To Sean’s larger questions about the role of guilt in the nonprofit sector and the obligation to right inefficiencies vs. giving with our emotions, I say we need to be aware of the role of guilt and other emotions (both rational and irrational) and better understand how they affect giving. Network for Good and Sea Change Strategies recently put out a fantastic (and free) ebook by Katya Andresen, Alia McKee, and Mark Rovner, which uses learnings from the discipline of behavioral economics to help explain why people so often make irrational decisions, especially when it comes to charity. The title is Homer Simpson for Nonprofits, and you can download it here. It offers actionable steps for nonprofits to better align their communications and fundraising strategies with the way people actually make decisions, not the way we think they SHOULD make decisions.
One of the principals discussed in the book is the relative strength of social norms over market norms. If we deny the role emotions play in philanthropy, we step away from effectiveness, not towards it. Rather than beat ourselves up when we give “inefficiently,” let’s strive to direct that energy to better understanding what led us to make that irrational choice and how we can better help our rationally preferred causes take advantage of the factors that drove us to give to our emotionally preferred cause.

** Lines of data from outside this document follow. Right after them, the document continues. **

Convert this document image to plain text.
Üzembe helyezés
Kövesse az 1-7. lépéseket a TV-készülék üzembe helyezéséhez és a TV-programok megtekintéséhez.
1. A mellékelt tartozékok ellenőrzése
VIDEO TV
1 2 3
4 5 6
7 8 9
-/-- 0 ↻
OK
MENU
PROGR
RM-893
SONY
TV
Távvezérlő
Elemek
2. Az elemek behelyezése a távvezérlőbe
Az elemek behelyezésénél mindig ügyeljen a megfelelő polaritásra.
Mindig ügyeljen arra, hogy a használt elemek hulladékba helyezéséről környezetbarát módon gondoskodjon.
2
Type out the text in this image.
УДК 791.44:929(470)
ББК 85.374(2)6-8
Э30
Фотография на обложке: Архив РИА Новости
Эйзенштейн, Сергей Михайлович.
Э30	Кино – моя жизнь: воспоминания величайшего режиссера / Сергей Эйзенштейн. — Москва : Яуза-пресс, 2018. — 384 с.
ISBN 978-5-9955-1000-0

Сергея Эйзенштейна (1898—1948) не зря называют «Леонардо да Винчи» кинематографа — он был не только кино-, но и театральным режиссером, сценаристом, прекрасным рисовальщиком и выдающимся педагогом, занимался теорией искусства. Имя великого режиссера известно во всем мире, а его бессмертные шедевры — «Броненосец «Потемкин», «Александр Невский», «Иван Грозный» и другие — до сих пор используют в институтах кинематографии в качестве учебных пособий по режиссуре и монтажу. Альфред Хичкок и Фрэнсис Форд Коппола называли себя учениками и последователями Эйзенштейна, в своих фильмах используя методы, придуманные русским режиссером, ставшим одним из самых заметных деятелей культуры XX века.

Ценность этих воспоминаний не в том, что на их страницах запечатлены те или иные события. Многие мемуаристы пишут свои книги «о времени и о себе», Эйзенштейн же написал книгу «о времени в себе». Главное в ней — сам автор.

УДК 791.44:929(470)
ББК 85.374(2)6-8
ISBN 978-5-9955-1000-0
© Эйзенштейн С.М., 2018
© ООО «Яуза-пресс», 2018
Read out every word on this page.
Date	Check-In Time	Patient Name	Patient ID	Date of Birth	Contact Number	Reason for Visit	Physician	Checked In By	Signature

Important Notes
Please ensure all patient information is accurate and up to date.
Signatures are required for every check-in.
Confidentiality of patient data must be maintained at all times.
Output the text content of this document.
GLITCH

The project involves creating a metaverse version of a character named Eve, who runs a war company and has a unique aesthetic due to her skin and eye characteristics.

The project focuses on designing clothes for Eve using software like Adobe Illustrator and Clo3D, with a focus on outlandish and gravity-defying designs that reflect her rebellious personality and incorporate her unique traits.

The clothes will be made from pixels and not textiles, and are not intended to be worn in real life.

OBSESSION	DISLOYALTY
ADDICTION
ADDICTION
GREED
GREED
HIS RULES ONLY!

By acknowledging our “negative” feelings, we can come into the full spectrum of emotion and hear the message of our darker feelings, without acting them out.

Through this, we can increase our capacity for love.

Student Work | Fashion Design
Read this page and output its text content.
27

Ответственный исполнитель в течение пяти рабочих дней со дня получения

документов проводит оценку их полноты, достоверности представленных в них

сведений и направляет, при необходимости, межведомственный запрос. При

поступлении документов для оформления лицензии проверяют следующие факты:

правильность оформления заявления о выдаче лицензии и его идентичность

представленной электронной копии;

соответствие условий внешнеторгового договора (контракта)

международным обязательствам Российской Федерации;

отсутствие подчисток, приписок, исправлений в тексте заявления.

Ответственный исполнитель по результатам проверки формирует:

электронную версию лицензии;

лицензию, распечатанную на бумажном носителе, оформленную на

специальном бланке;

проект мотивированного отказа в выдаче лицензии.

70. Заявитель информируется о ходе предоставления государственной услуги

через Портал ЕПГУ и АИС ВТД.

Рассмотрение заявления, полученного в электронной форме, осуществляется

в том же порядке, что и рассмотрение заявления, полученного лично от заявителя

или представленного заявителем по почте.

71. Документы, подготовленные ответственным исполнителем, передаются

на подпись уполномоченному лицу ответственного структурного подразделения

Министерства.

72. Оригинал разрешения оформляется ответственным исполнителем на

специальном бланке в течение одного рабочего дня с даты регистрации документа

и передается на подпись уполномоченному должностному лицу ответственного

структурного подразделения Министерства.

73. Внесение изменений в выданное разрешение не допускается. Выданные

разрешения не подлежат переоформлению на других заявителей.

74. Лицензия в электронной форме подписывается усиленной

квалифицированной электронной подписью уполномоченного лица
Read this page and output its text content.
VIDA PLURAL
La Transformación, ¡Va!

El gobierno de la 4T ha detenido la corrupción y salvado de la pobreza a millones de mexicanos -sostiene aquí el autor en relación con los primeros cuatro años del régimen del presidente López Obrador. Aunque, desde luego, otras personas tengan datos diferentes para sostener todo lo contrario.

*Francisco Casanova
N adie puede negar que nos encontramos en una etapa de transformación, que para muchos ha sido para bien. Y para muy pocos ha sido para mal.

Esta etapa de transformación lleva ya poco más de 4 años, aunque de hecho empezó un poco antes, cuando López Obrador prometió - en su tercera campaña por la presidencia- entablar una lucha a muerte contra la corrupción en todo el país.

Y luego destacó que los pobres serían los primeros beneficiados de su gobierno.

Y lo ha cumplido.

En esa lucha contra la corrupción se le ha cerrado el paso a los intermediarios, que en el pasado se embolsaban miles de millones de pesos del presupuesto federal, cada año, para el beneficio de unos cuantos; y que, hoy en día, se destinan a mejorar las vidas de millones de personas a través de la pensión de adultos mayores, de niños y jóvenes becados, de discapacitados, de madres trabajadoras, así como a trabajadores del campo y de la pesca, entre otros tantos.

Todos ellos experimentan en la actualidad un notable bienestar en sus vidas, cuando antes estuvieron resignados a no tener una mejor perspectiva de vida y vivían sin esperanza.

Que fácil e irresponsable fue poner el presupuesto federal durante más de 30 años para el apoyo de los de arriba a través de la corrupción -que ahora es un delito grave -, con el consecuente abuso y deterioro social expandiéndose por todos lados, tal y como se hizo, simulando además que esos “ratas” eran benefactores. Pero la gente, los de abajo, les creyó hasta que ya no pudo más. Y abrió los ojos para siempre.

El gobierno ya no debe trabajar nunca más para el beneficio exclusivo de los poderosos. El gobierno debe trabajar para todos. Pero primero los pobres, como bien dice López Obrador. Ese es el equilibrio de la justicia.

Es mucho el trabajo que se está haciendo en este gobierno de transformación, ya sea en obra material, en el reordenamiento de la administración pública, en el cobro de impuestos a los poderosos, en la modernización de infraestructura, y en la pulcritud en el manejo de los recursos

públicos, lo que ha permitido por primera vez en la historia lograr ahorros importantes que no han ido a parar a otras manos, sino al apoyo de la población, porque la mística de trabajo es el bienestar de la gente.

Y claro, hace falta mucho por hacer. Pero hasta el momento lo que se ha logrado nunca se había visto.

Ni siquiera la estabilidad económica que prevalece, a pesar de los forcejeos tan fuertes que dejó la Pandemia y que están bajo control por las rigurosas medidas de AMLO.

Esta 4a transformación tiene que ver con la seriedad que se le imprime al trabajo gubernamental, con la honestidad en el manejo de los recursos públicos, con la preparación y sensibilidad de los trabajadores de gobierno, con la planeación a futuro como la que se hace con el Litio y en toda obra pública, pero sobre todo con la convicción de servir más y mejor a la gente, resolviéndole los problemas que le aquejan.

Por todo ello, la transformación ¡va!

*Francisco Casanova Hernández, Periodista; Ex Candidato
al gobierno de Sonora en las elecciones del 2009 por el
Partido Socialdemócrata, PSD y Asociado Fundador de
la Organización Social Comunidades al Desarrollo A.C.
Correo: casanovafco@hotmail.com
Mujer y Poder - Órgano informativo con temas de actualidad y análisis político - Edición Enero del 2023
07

Dan brings up the role of the emerging discipline of behavioral economics in helping us understand how people actually behave rather than how we think they should behave. Behavioral economics is a favorite topic of mine and one that I think can lead to great insights in philanthropy (I’ve just downloaded the eBook Dan points to).
As I work to craft the Tactical Philanthropy track at the Social Capital Markets conference, I want to follow up on the suggestion of Duke University’s Ed Skloot to include a session about what philanthropy can learn from behavioral economics. But I’m at a bit of a loss about how to structure such a panel and focus the conversation.
Do you have any thoughts about how to create a fantastic panel discuss about the intersection of behavioral economics and philanthropy? If so, leave a comment or shoot me an email!
I just got an email Stanford who recently hosted an event titled Small Steps, Big Leaps Briefing: The Science of Getting People to Do the Right Thing which essentially looked at the lessons in behavioral economics for giving.